Economic and supply drivers behind the shift
The rise of molokhia cigarettes is closely tied to the collapse of reliable tobacco imports and the broader economic strain caused by prolonged conflict. Border restrictions and limited cargo flows have made many packaged goods scarce or prohibitively expensive, prompting substitution with locally available plant material.
Agricultural constraints also limit the potential for domestic tobacco cultivation. Agencies monitoring Gaza estimate only a small percentage of land is suitable for farming, which restricts any rapid domestic replacement for imported tobacco products. In this context, plant-based alternatives have emerged as a stopgap despite their clear limitations.
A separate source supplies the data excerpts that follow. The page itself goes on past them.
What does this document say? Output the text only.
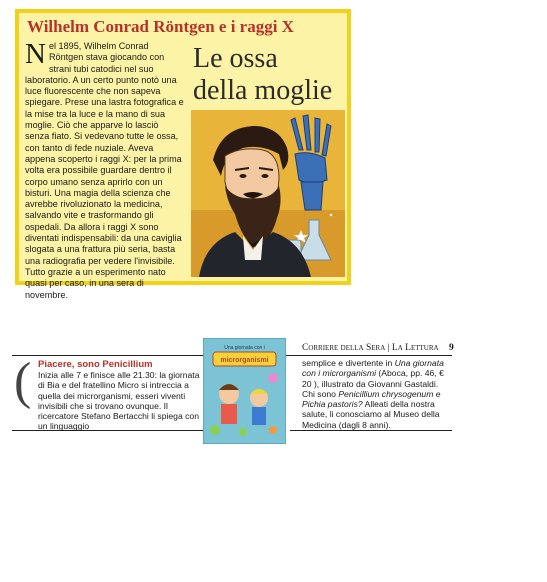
Wilhelm Conrad Röntgen e i raggi X
Nel 1895, Wilhelm Conrad Röntgen stava giocando con strani tubi catodici nel suo laboratorio. A un certo punto notò una luce fluorescente che non sapeva spiegare. Prese una lastra fotografica e la mise tra la luce e la mano di sua moglie. Ciò che apparve lo lasciò senza fiato. Si vedevano tutte le ossa, con tanto di fede nuziale. Aveva appena scoperto i raggi X: per la prima volta era possibile guardare dentro il corpo umano senza aprirlo con un bisturi. Una magia della scienza che avrebbe rivoluzionato la medicina, salvando vite e trasformando gli ospedali. Da allora i raggi X sono diventati indispensabili: da una caviglia slogata a una frattura più seria, basta una radiografia per vedere l'invisibile. Tutto grazie a un esperimento nato quasi per caso, in una sera di novembre.
Le ossa
della moglie
Corriere della Sera | La Lettura 9
( Piacere, sono Penicillium
Inizia alle 7 e finisce alle 21.30: la giornata di Bia e del fratellino Micro si intreccia a quella dei microrganismi, esseri viventi invisibili che si trovano ovunque. Il ricercatore Stefano Bertacchi li spiega con un linguaggio
Una giornata con i
microrganismi	semplice e divertente in Una giornata con i microrganismi (Aboca, pp. 46, € 20 ), illustrato da Giovanni Gastaldi. Chi sono Penicillium chrysogenum e Pichia pastoris? Alleati della nostra salute, li conosciamo al Museo della Medicina (dagli 8 anni).
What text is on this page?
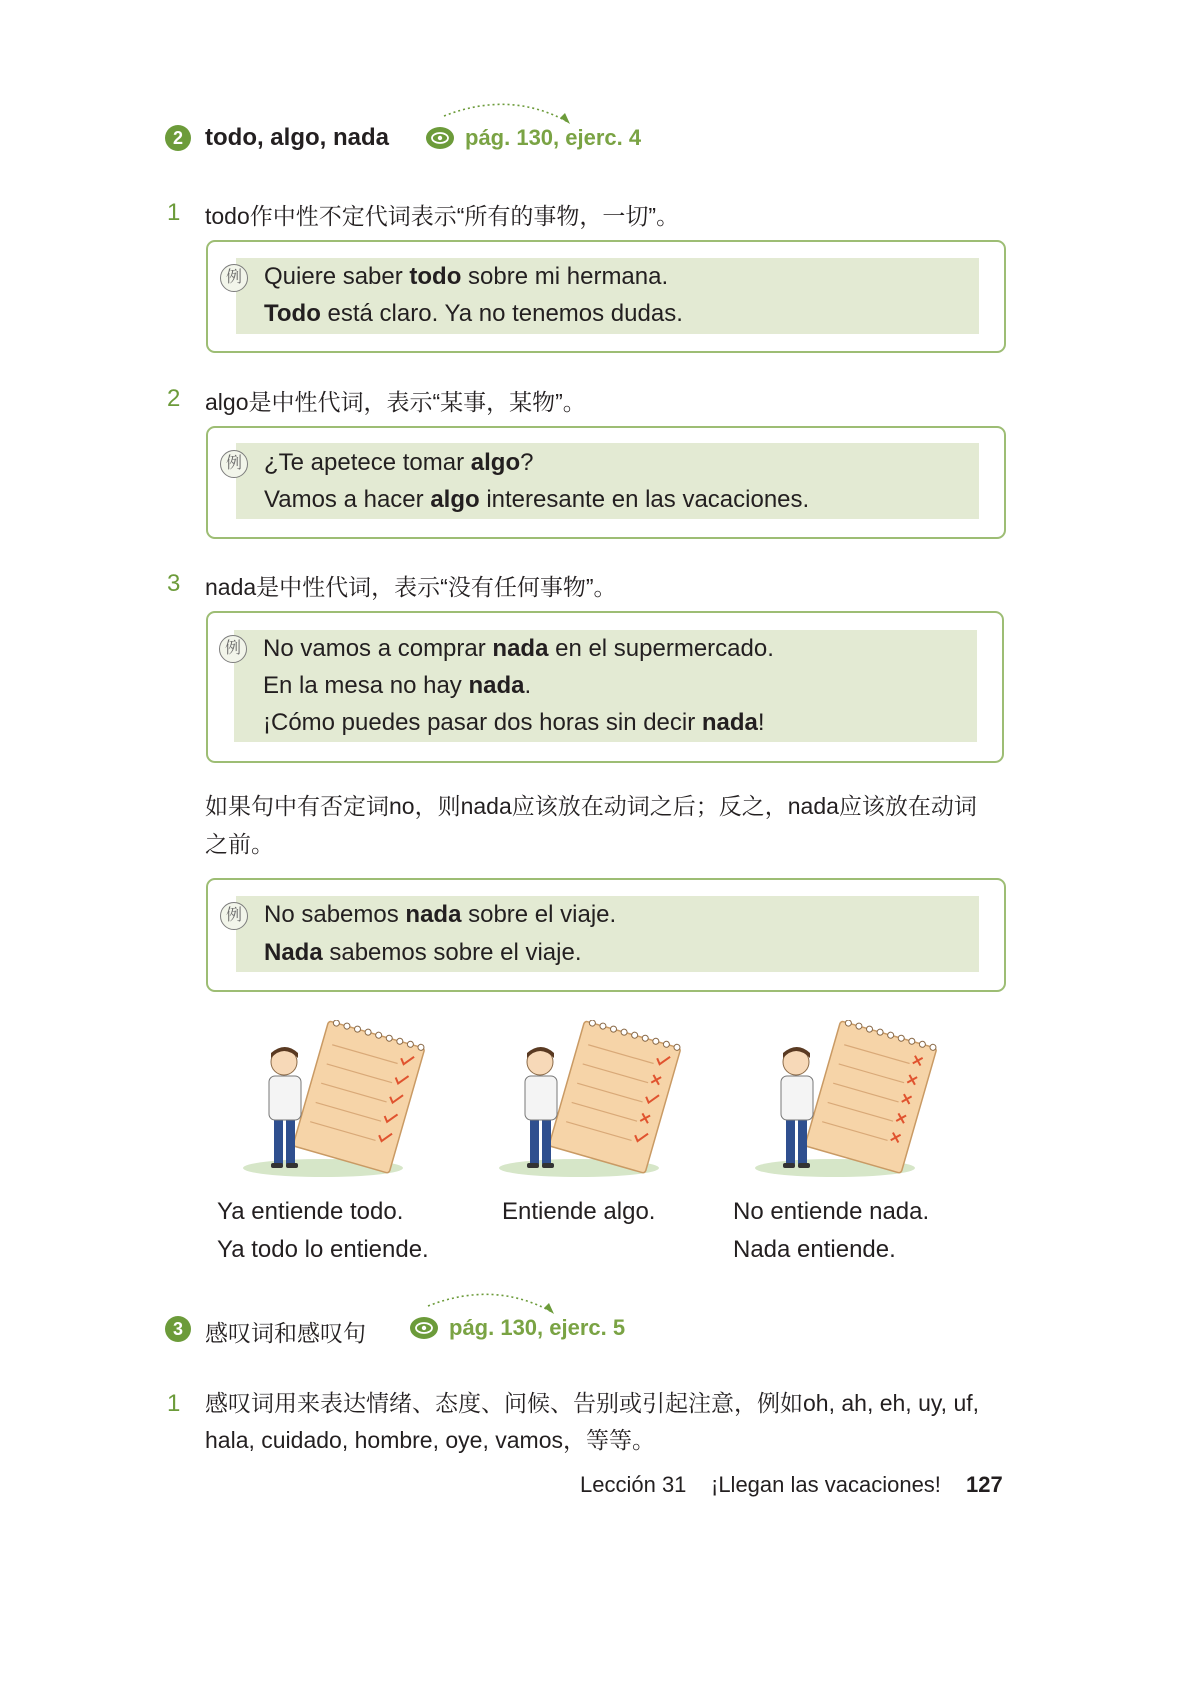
2 todo, algo, nada	pág. 130, ejerc. 4
1 todo作中性不定代词表示“所有的事物，一切”。
例 Quiere saber todo sobre mi hermana.
Todo está claro. Ya no tenemos dudas.
2 algo是中性代词，表示“某事，某物”。
例 ¿Te apetece tomar algo?
Vamos a hacer algo interesante en las vacaciones.
3 nada是中性代词，表示“没有任何事物”。
例 No vamos a comprar nada en el supermercado.
En la mesa no hay nada.
¡Cómo puedes pasar dos horas sin decir nada!
如果句中有否定词no，则nada应该放在动词之后；反之，nada应该放在动词
之前。
例 No sabemos nada sobre el viaje.
Nada sabemos sobre el viaje.
Ya entiende todo.
Ya todo lo entiende.
Entiende algo.	No entiende nada.
Nada entiende.
3 感叹词和感叹句	pág. 130, ejerc. 5
1 感叹词用来表达情绪、态度、问候、告别或引起注意，例如oh, ah, eh, uy, uf,
hala, cuidado, hombre, oye, vamos，等等。
Lección 31 ¡Llegan las vacaciones! 127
Health authorities and experts raise alarm over unknown contents
Medical professionals and public health advocates warn that molokhia cigarettes pose uncertain and potentially serious health risks because their ingredients and contaminants are not tested. Reports indicate that sellers add an unidentified liquid to boost nicotine delivery, but it is unclear whether those fluids contain pure nicotine, industrial mixtures, pesticides or other toxic substances.
Inhalation of smoke from non-tobacco plants, or from plant material treated with industrial chemicals, can produce dangerous compounds when burned. Health services in Gaza, already stretched thin, face challenges in monitoring and responding to illnesses that may be linked to these improvised products.
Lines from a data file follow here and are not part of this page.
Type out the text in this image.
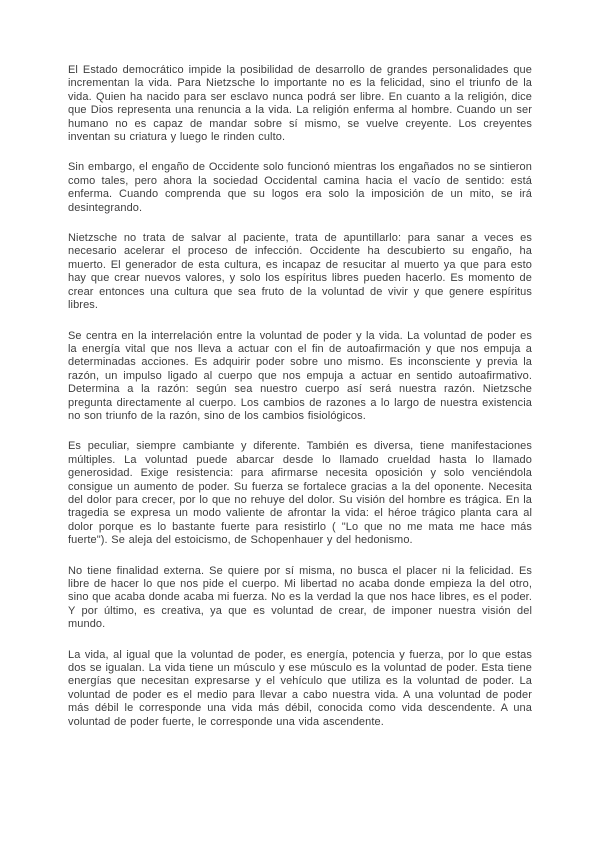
El Estado democrático impide la posibilidad de desarrollo de grandes personalidades que incrementan la vida. Para Nietzsche lo importante no es la felicidad, sino el triunfo de la vida. Quien ha nacido para ser esclavo nunca podrá ser libre. En cuanto a la religión, dice que Dios representa una renuncia a la vida. La religión enferma al hombre. Cuando un ser humano no es capaz de mandar sobre sí mismo, se vuelve creyente. Los creyentes inventan su criatura y luego le rinden culto.

Sin embargo, el engaño de Occidente solo funcionó mientras los engañados no se sintieron como tales, pero ahora la sociedad Occidental camina hacia el vacío de sentido: está enferma. Cuando comprenda que su logos era solo la imposición de un mito, se irá desintegrando.

Nietzsche no trata de salvar al paciente, trata de apuntillarlo: para sanar a veces es necesario acelerar el proceso de infección. Occidente ha descubierto su engaño, ha muerto. El generador de esta cultura, es incapaz de resucitar al muerto ya que para esto hay que crear nuevos valores, y solo los espíritus libres pueden hacerlo. Es momento de crear entonces una cultura que sea fruto de la voluntad de vivir y que genere espíritus libres.

Se centra en la interrelación entre la voluntad de poder y la vida. La voluntad de poder es la energía vital que nos lleva a actuar con el fin de autoafirmación y que nos empuja a determinadas acciones. Es adquirir poder sobre uno mismo. Es inconsciente y previa la razón, un impulso ligado al cuerpo que nos empuja a actuar en sentido autoafirmativo. Determina a la razón: según sea nuestro cuerpo así será nuestra razón. Nietzsche pregunta directamente al cuerpo. Los cambios de razones a lo largo de nuestra existencia no son triunfo de la razón, sino de los cambios fisiológicos.

Es peculiar, siempre cambiante y diferente. También es diversa, tiene manifestaciones múltiples. La voluntad puede abarcar desde lo llamado crueldad hasta lo llamado generosidad. Exige resistencia: para afirmarse necesita oposición y solo venciéndola consigue un aumento de poder. Su fuerza se fortalece gracias a la del oponente. Necesita del dolor para crecer, por lo que no rehuye del dolor. Su visión del hombre es trágica. En la tragedia se expresa un modo valiente de afrontar la vida: el héroe trágico planta cara al dolor porque es lo bastante fuerte para resistirlo ( "Lo que no me mata me hace más fuerte"). Se aleja del estoicismo, de Schopenhauer y del hedonismo.

No tiene finalidad externa. Se quiere por sí misma, no busca el placer ni la felicidad. Es libre de hacer lo que nos pide el cuerpo. Mi libertad no acaba donde empieza la del otro, sino que acaba donde acaba mi fuerza. No es la verdad la que nos hace libres, es el poder. Y por último, es creativa, ya que es voluntad de crear, de imponer nuestra visión del mundo.

La vida, al igual que la voluntad de poder, es energía, potencia y fuerza, por lo que estas dos se igualan. La vida tiene un músculo y ese músculo es la voluntad de poder. Esta tiene energías que necesitan expresarse y el vehículo que utiliza es la voluntad de poder. La voluntad de poder es el medio para llevar a cabo nuestra vida. A una voluntad de poder más débil le corresponde una vida más débil, conocida como vida descendente. A una voluntad de poder fuerte, le corresponde una vida ascendente.
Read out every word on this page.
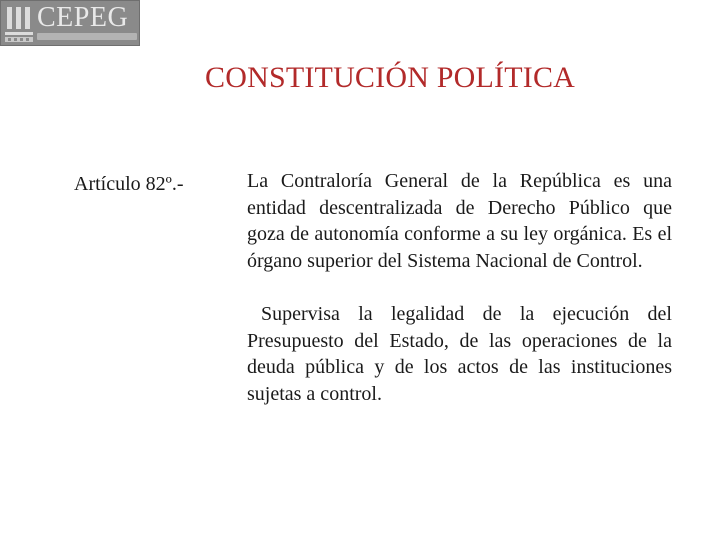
CEPEG
CONSTITUCIÓN POLÍTICA
Artículo 82º.-	La Contraloría General de la República es una entidad descentralizada de Derecho Público que goza de autonomía conforme a su ley orgánica. Es el órgano superior del Sistema Nacional de Control.

Supervisa la legalidad de la ejecución del Presupuesto del Estado, de las operaciones de la deuda pública y de los actos de las instituciones sujetas a control.
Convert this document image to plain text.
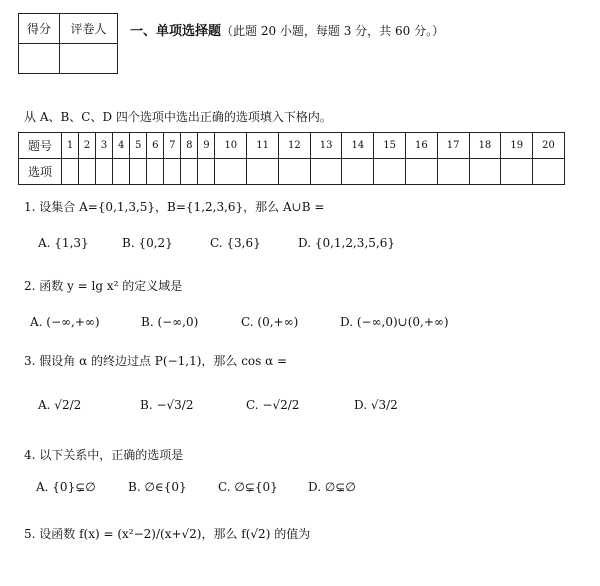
得分	评卷人
	一、单项选择题（此题 20 小题，每题 3 分，共 60 分。）
从 A、B、C、D 四个选项中选出正确的选项填入下格内。
题号	1	2	3	4	5	6	7	8	9	10	11	12	13	14	15	16	17	18	19	20
选项																				
1. 设集合 A={0,1,3,5}，B={1,2,3,6}，那么 A∪B =
A. {1,3}	B. {0,2}	C. {3,6}	D. {0,1,2,3,5,6}
2. 函数 y = lg x² 的定义域是
A. (−∞,+∞)	B. (−∞,0)	C. (0,+∞)	D. (−∞,0)∪(0,+∞)
3. 假设角 α 的终边过点 P(−1,1)，那么 cos α =
A. √2/2	B. −√3/2	C. −√2/2	D. √3/2
4. 以下关系中，正确的选项是
A. {0}⊊∅	B. ∅∈{0}	C. ∅⊊{0}	D. ∅⊊∅
5. 设函数 f(x) = (x²−2)/(x+√2)，那么 f(√2) 的值为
Personal accounts from smokers and vendors
Sellers describe demand as driven by necessity: many customers prefer conventional cigarettes but cannot obtain them or afford their higher cost. Vendors say they attempt to replicate the sensory cues of smoking by adding nicotine solutions, even while acknowledging the substitute does not deliver the same effect as manufactured tobacco.
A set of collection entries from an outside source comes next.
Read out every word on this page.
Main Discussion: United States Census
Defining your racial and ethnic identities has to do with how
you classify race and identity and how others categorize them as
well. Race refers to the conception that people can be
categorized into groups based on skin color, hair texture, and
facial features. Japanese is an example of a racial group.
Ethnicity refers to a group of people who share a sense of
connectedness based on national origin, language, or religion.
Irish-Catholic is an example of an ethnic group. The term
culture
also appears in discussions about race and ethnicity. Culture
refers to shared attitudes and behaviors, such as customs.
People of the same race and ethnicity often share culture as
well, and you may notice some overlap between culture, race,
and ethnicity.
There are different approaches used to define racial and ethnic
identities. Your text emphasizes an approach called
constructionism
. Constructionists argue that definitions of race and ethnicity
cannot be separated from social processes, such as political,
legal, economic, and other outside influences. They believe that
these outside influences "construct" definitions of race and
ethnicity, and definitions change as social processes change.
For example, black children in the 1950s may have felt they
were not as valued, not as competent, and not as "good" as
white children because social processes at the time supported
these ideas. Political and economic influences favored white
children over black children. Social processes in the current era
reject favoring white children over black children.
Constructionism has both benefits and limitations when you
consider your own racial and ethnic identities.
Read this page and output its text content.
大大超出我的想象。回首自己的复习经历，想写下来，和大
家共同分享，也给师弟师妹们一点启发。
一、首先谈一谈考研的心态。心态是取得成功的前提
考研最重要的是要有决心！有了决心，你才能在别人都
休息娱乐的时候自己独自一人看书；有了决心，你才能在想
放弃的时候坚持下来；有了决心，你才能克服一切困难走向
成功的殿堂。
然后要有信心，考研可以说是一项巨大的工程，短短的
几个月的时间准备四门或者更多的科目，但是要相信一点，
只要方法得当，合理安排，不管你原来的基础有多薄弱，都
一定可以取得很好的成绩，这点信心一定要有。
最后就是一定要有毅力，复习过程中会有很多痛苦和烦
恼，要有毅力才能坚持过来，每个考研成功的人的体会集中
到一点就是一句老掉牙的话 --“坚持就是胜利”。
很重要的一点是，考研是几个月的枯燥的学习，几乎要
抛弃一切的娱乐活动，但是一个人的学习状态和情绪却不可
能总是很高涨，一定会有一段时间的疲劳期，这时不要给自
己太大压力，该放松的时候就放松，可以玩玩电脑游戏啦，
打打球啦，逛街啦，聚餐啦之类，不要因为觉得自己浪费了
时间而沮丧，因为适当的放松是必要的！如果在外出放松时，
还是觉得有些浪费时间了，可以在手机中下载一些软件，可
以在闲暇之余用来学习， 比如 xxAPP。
Smokers interviewed said they were reluctant users who continued out of habit, stress relief or the physical ritual of smoking. Some reported disliking the taste and smell but felt compelled to continue because of the circumstances they face, including displacement, limited access to goods and daily insecurity.
Calls for testing, aid and public information campaigns
Public health groups and humanitarian organizations are urging measures to reduce harm, including laboratory testing of the substances being smoked, risk communication to the public, and efforts to restore access to regulated tobacco products for those who use them. Experts say testing would clarify whether the liquids used contain nicotine, pesticides or other hazardous chemicals and would inform medical treatment for related conditions.
Humanitarian responders also stress that addressing the root causes — restoring supply lines, rebuilding markets and supporting livelihoods — is essential to prevent reliance on dangerous substitutes. In the short term, robust public awareness campaigns and accessible clinical support are recommended to help people understand the risks and seek care when needed.
The emergence of molokhia cigarettes in Gaza underscores how shortages and conflict reshape ordinary consumer practices and create new public health challenges. As authorities and aid agencies consider responses, residents continue to weigh daily survival against concerns about the long-term effects of what they now smoke.